2. I thought that our existing audience would have a better understanding that we were trying to make a tactical game that was sort of an action game Bionic Dues sequel in some respects. The idea of a lot of puzzle-like robot situations being in the game and there being a lot of depth and replayability. I think I vastly underestimated how clear I needed to be on this point, though, because clearly the message didn't get through.
I also very much missed the point that #1 -- the fact that it could be youtube fodder -- would be a huge turnoff and make people think that it was ONLY youtube fodder.
I also never expected for people to think that something more complicated like a 3D game with all of the cool features and technical advances we spent a lot of time developing custom was a "cash in."
In general I suppose I thought people had enough of opinion of Arcen and what sort of games we make that they wouldn't leap to the conclusion that we were making something super shallow.
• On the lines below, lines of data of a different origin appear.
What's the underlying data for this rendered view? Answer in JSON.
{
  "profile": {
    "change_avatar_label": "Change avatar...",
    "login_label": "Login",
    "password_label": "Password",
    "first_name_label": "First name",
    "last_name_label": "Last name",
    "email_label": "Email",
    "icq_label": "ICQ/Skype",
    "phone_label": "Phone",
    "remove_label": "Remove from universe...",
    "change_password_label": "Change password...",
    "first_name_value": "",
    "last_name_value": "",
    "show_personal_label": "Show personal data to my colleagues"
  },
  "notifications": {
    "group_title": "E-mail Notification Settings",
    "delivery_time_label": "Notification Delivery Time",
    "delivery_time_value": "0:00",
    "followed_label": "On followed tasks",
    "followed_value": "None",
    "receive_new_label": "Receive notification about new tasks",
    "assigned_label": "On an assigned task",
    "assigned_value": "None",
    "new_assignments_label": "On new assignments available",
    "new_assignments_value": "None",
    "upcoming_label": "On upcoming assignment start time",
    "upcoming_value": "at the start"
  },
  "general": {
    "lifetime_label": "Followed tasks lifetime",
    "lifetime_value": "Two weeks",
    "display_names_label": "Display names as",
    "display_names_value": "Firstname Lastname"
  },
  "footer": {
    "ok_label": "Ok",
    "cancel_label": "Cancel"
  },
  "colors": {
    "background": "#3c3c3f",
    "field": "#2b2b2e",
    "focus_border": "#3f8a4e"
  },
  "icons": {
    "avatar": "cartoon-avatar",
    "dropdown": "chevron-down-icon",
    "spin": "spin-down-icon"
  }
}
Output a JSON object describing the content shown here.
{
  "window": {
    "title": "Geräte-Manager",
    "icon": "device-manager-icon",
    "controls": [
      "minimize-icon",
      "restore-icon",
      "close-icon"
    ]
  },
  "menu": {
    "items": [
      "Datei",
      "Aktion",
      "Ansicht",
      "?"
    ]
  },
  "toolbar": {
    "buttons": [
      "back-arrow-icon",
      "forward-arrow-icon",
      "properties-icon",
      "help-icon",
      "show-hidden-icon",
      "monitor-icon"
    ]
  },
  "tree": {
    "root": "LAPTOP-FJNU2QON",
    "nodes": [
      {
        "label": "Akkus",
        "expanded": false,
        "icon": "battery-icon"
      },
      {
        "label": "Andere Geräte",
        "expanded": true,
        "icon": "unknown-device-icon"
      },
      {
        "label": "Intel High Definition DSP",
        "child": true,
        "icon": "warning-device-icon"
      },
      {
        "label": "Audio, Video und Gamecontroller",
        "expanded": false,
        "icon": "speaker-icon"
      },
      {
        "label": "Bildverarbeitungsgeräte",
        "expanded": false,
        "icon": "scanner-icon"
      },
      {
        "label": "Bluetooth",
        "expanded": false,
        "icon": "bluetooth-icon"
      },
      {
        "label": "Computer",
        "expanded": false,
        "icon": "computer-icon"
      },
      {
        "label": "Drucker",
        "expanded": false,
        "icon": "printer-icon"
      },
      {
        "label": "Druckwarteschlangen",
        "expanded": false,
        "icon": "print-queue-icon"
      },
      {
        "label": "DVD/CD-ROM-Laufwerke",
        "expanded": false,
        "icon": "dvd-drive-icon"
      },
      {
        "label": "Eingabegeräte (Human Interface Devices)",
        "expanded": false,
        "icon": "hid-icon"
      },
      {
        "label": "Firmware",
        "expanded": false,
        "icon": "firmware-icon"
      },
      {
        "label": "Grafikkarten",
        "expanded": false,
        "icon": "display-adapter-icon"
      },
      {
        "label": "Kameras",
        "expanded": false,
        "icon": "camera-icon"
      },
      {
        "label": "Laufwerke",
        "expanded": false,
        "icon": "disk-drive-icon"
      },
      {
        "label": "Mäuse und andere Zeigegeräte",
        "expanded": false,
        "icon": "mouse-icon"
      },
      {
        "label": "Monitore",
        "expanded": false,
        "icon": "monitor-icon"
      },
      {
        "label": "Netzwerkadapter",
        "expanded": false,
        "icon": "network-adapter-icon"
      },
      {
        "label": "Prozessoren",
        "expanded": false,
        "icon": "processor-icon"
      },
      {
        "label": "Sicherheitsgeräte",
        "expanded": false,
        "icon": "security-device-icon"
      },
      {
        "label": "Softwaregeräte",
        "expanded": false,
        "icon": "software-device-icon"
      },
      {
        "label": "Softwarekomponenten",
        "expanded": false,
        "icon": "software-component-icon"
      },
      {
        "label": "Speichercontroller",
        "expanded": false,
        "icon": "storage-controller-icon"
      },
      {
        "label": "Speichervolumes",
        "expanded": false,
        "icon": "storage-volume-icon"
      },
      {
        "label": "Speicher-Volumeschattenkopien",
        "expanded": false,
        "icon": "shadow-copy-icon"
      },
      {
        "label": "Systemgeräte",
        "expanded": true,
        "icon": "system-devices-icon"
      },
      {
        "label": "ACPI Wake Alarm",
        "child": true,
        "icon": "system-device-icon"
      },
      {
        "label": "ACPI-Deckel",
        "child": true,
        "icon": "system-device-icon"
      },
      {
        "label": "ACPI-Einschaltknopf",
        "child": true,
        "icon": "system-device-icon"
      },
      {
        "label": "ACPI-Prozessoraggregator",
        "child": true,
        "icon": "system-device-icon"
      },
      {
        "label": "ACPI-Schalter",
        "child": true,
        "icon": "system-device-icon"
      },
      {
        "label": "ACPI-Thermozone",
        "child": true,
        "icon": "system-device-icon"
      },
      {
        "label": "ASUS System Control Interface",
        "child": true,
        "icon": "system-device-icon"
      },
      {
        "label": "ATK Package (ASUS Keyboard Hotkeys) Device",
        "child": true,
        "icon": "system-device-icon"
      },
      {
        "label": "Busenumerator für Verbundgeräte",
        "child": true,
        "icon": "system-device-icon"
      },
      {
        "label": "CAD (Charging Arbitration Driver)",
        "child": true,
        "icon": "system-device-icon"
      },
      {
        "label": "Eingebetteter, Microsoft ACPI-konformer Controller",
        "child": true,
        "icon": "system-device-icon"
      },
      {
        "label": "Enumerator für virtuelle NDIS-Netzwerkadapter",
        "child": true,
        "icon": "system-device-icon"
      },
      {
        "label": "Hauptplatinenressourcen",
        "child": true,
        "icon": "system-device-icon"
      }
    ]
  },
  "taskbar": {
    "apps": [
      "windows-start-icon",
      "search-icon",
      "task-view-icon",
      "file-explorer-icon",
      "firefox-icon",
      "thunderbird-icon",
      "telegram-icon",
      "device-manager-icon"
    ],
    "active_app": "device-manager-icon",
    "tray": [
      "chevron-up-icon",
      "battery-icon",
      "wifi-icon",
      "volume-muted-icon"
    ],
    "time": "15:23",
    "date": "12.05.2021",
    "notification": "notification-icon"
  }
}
This plus misunderstanding how much those people dislike Goat Sim (since I pay little attention to Goat Sim) were the two key missing things.
Wed 8/24: 103 units
Thu 8/25: 56 units
Fri 8/26: 364 units (261 from China, hmm)
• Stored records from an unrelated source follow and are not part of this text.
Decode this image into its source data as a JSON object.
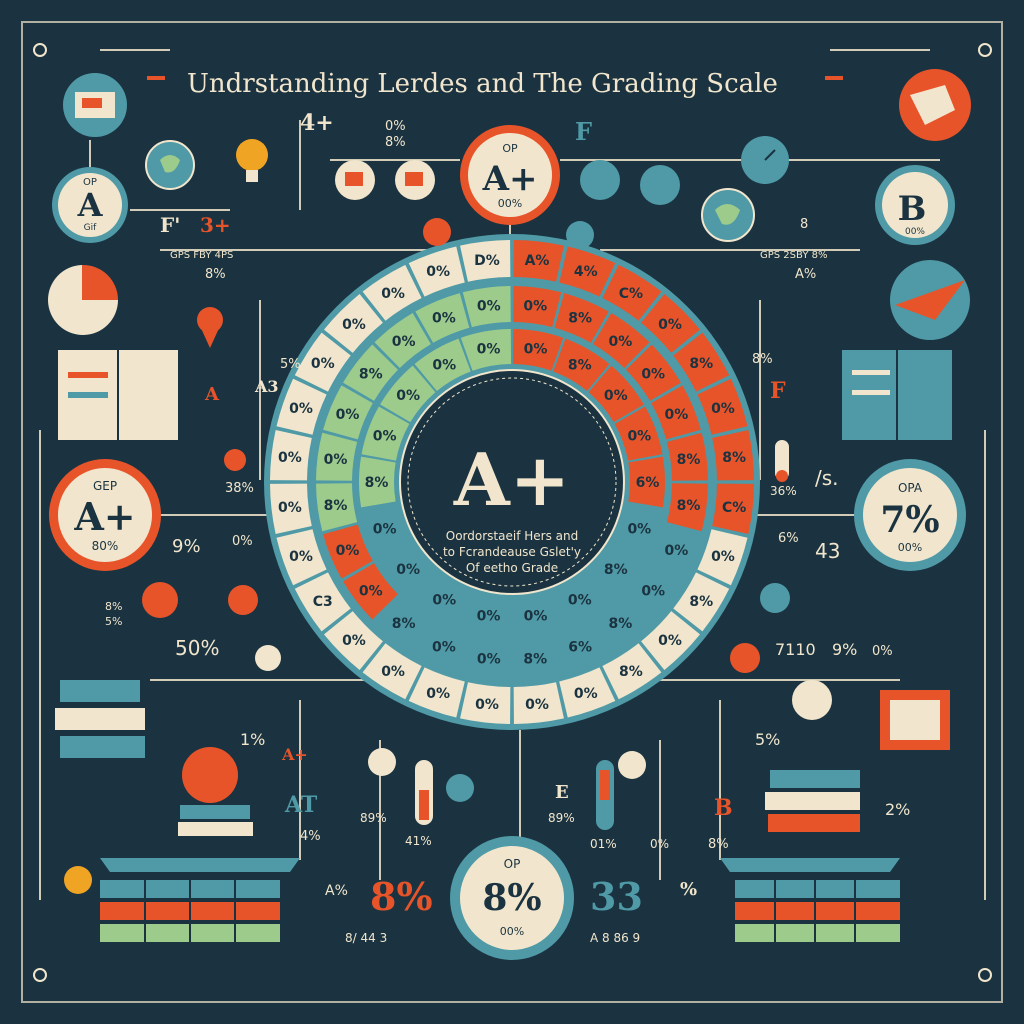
{
  "title": "Undrstanding Lerdes and The Grading Scale",
  "colors": {
    "background": "#1b3340",
    "cream": "#f1e6cd",
    "orange": "#e8542a",
    "teal": "#4f9aa6",
    "green": "#9ccb8c",
    "dark": "#1b3340"
  },
  "center": {
    "grade": "A+",
    "subtitle_line1": "Oordorstaeif Hers and",
    "subtitle_line2": "to Fcrandeause Gslet'y",
    "subtitle_line3": "Of eetho Grade"
  },
  "ring_cells": {
    "outer": [
      "A%",
      "4%",
      "C%",
      "0%",
      "8%",
      "0%",
      "8%",
      "C%",
      "0%",
      "8%",
      "0%",
      "8%",
      "0%",
      "0%",
      "0%",
      "0%",
      "0%",
      "0%",
      "C3",
      "0%",
      "0%",
      "0%",
      "0%",
      "0%",
      "0%",
      "0%",
      "0%",
      "D%"
    ],
    "middle": [
      "0%",
      "8%",
      "0%",
      "0%",
      "0%",
      "8%",
      "8%",
      "0%",
      "0%",
      "8%",
      "6%",
      "8%",
      "0%",
      "0%",
      "8%",
      "0%",
      "0%",
      "8%",
      "0%",
      "0%",
      "8%",
      "0%",
      "0%",
      "0%"
    ],
    "inner": [
      "0%",
      "8%",
      "0%",
      "0%",
      "6%",
      "0%",
      "8%",
      "0%",
      "0%",
      "0%",
      "0%",
      "0%",
      "0%",
      "8%",
      "0%",
      "0%",
      "0%",
      "0%"
    ]
  },
  "badges": {
    "top_center": {
      "top": "OP",
      "grade": "A+",
      "bottom": "00%"
    },
    "top_left": {
      "top": "OP",
      "grade": "A",
      "bottom": "Gif"
    },
    "top_right": {
      "top": "",
      "grade": "B",
      "bottom": "00%"
    },
    "mid_left": {
      "top": "GEP",
      "grade": "A+",
      "bottom": "80%"
    },
    "mid_right": {
      "top": "OPA",
      "grade": "7%",
      "bottom": "00%"
    },
    "bottom_center": {
      "top": "OP",
      "grade": "8%",
      "bottom": "00%"
    }
  },
  "labels": {
    "top_a_plus": "4+",
    "top_pct_1": "0%",
    "top_pct_2": "8%",
    "top_f": "F",
    "left_fp": "F'",
    "left_3plus": "3+",
    "left_gpa_row": "GPS FBY 4PS",
    "left_pct_row": "8%",
    "right_pct_row": "A%",
    "right_gpa_row": "GPS 2SBY 8%",
    "right_pct_small": "8",
    "left_5pct": "5%",
    "left_a": "A",
    "left_a3": "A3",
    "left_38": "38%",
    "left_9pct": "9%",
    "left_0pct": "0%",
    "left_50pct": "50%",
    "left_5pct_b": "5%",
    "left_8pct_b": "8%",
    "right_8pct": "8%",
    "right_f": "F",
    "right_36": "36%",
    "right_slash": "/s.",
    "right_6pct": "6%",
    "right_43": "43",
    "right_7110": "7110",
    "right_9pct": "9%",
    "right_0pct": "0%",
    "bottom_1pct": "1%",
    "bottom_a_plus": "A+",
    "bottom_at": "AT",
    "bottom_4pct": "4%",
    "bottom_89a": "89%",
    "bottom_41": "41%",
    "bottom_89b": "89%",
    "bottom_01": "01%",
    "bottom_0pct": "0%",
    "bottom_e": "E",
    "bottom_b": "B",
    "bottom_8pct_b": "8%",
    "bottom_5pct": "5%",
    "bottom_2pct": "2%",
    "bottom_ap": "A%",
    "bottom_big_8": "8%",
    "bottom_33": "33",
    "bottom_pct_icon": "%",
    "bottom_left_seq": "8/ 44 3",
    "bottom_right_seq": "A 8 86 9",
    "right_side_36": "36"
  }
}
Sat 8/27: 762 units (323 from China)
Sun 8/28: 132 units
Please note that on Friday prior to the announcement of the cancellation and refund, there had been under 30 units sold. I believe it was 22 or 24. Then things exploded once people (apparently mostly in China??) discovered they could get something for free, or collect something that was going to disappear (I've recently learned of this subgroup) or whatever the motivation was.
Overall the gross revenue -- not remotely all we could keep -- on Friday was less than $110. This is before sales tax is removed and before Steam's cut comes out. Ouch.
In the general sense, this is not the Right Game at the Right Time. However, that doesn't mean it's not the Right Game Ever. We've been in this industry for 7 years now, and the market has been dramatically different every one of those years.
Right now is a particularly hard year, from what I can gather. Candid discussions with some other indies that I would not have expected to share that feeling have also expressed the same. Hopefully we ride this out and future years are more hospitable to a lot of us.